A second study of a number of different prevalence and incidence surveys conducted by the International AIDS Vaccine Initiative (IAVI) among selected populations in the region shows that annual HIV incidence ranges from zero to 19% according to the population studied, indicating that specific groups should be the subject of testing and referral initiatives. Groups with especially high incidence included the negative partners in sero-different couples, female sex workers (FSWs), men who have sex with men (MSM), young women in certain locations, and specific communities such as fisherfolk on Lake Victoria. Equally, however, surveys of some similar groups in different locations reported low incidence, showing that it may change rapidly and that regular studies should track incidence hotspots.

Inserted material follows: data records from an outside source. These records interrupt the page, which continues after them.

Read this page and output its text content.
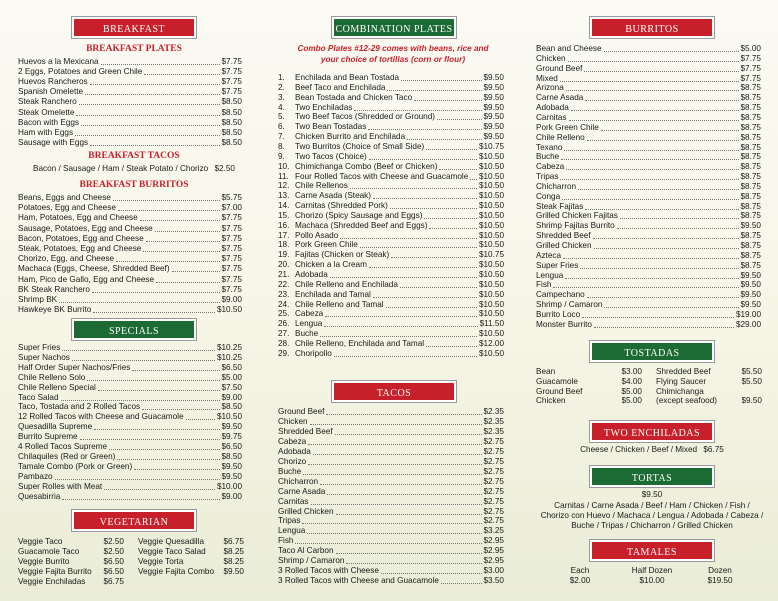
BREAKFAST
BREAKFAST PLATES
Huevos a la Mexicana	$7.75
2 Eggs, Potatoes and Green Chile	$7.75
Huevos Rancheros	$7.75
Spanish Omelette	$7.75
Steak Ranchero	$8.50
Steak Omelette	$8.50
Bacon with Eggs	$8.50
Ham with Eggs	$8.50
Sausage with Eggs	$8.50
BREAKFAST TACOS
Bacon / Sausage / Ham / Steak Potato / Chorizo $2.50
BREAKFAST BURRITOS
Beans, Eggs and Cheese	$5.75
Potatoes, Egg and Cheese	$7.00
Ham, Potatoes, Egg and Cheese	$7.75
Sausage, Potatoes, Egg and Cheese	$7.75
Bacon, Potatoes, Egg and Cheese	$7.75
Steak, Potatoes, Egg and Cheese	$7.75
Chorizo, Egg, and Cheese	$7.75
Machaca (Eggs, Cheese, Shredded Beef)	$7.75
Ham, Pico de Gallo, Egg and Cheese	$7.75
BK Steak Ranchero	$7.75
Shrimp BK	$9.00
Hawkeye BK Burrito	$10.50
SPECIALS
Super Fries	$10.25
Super Nachos	$10.25
Half Order Super Nachos/Fries	$6.50
Chile Relleno Solo	$5.00
Chile Relleno Special	$7.50
Taco Salad	$9.00
Taco, Tostada and 2 Rolled Tacos	$8.50
12 Rolled Tacos with Cheese and Guacamole	$10.50
Quesadilla Supreme	$9.50
Burrito Supreme	$9.75
4 Rolled Tacos Supreme	$6.50
Chilaquiles (Red or Green)	$8.50
Tamale Combo (Pork or Green)	$9.50
Pambazo	$9.50
Super Rolles with Meat	$10.00
Quesabirria	$9.00
VEGETARIAN
Veggie Taco	$2.50
Guacamole Taco	$2.50
Veggie Burrito	$6.50
Veggie Fajita Burrito $6.50
Veggie Enchiladas $6.75
Veggie Quesadilla $6.75
Veggie Taco Salad $8.25
Veggie Torta	$8.25
Veggie Fajita Combo $9.50
COMBINATION PLATES
Combo Plates #12-29 comes with beans, rice and
your choice of tortillas (corn or flour)
1. Enchilada and Bean Tostada	$9.50
2. Beef Taco and Enchilada	$9.50
3. Bean Tostada and Chicken Taco	$9.50
4. Two Enchiladas	$9.50
5. Two Beef Tacos (Shredded or Ground)	$9.50
6. Two Bean Tostadas	$9.50
7. Chicken Burrito and Enchilada	$9.50
8. Two Burritos (Choice of Small Side)	$10.75
9. Two Tacos (Choice)	$10.50
10. Chimichanga Combo (Beef or Chicken)	$10.50
11. Four Rolled Tacos with Cheese and Guacamole $10.50
12. Chile Rellenos	$10.50
13. Carne Asada (Steak)	$10.50
14. Carnitas (Shredded Pork)	$10.50
15. Chorizo (Spicy Sausage and Eggs)	$10.50
16. Machaca (Shredded Beef and Eggs)	$10.50
17. Pollo Asado	$10.50
18. Pork Green Chile	$10.50
19. Fajitas (Chicken or Steak)	$10.75
20. Chicken a la Cream	$10.50
21. Adobada	$10.50
22. Chile Relleno and Enchilada	$10.50
23. Enchilada and Tamal	$10.50
24. Chile Relleno and Tamal	$10.50
25. Cabeza	$10.50
26. Lengua	$11.50
27. Buche	$10.50
28. Chile Relleno, Enchilada and Tamal	$12.00
29. Choripollo	$10.50
TACOS
Ground Beef	$2.35
Chicken	$2.35
Shredded Beef	$2.35
Cabeza	$2.75
Adobada	$2.75
Chorizo	$2.75
Buche	$2.75
Chicharron	$2.75
Carne Asada	$2.75
Carnitas	$2.75
Grilled Chicken	$2.75
Tripas	$2.75
Lengua	$3.25
Fish	$2.95
Taco Al Carbon	$2.95
Shrimp / Camaron	$2.95
3 Rolled Tacos with Cheese	$3.00
3 Rolled Tacos with Cheese and Guacamole	$3.50
BURRITOS
Bean and Cheese	$5.00
Chicken	$7.75
Ground Beef	$7.75
Mixed	$7.75
Arizona	$8.75
Carne Asada	$8.75
Adobada	$8.75
Carnitas	$8.75
Pork Green Chile	$8.75
Chile Relleno	$8.75
Texano	$8.75
Buche	$8.75
Cabeza	$8.75
Tripas	$8.75
Chicharron	$8.75
Conga	$8.75
Steak Fajitas	$8.75
Grilled Chicken Fajitas	$8.75
Shrimp Fajitas Burrito	$9.50
Shredded Beef	$8.75
Grilled Chicken	$8.75
Azteca	$8.75
Super Fries	$8.75
Lengua	$9.50
Fish	$9.50
Campechano	$9.50
Shrimp / Camaron	$9.50
Burrito Loco	$19.00
Monster Burrito	$29.00
TOSTADAS
Bean	$3.00
Guacamole	$4.00
Ground Beef	$5.00
Chicken	$5.00
Shredded Beef	$5.50
Flying Saucer	$5.50
Chimichanga
(except seafood)	$9.50
TWO ENCHILADAS
Cheese / Chicken / Beef / Mixed $6.75
TORTAS
$9.50
Carnitas / Carne Asada / Beef / Ham / Chicken / Fish /
Chorizo con Huevo / Machaca / Lengua / Adobada / Cabeza /
Buche / Tripas / Chicharron / Grilled Chicken
TAMALES
Each	Half Dozen	Dozen
$2.00	$10.00	$19.50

It was notable that the incidence rate in most populations with high rates fell two- to threefold after the first three months of being included in an incidence survey, showing that clinical referral and monitoring is itself a useful HIV prevention measure.
CD4 count at diagnosis and at start of treatment
The Harvard study looked at CD4 count on diagnosis and at initiation of antiretroviral therapy (ART) in 127 different studies covering over half a million patients between 2002 and 2012. Only six studies looked at CD4 count at both HIV diagnosis and ART initiation in the same patients.
It found that the average CD4 count at HIV diagnosis was 250 cells/mm3 in 2002 and 309 cells/mm3 in 2012. This increase – amounting to a 5.8 cells cells/mm3 increase per year – was not statistically significant.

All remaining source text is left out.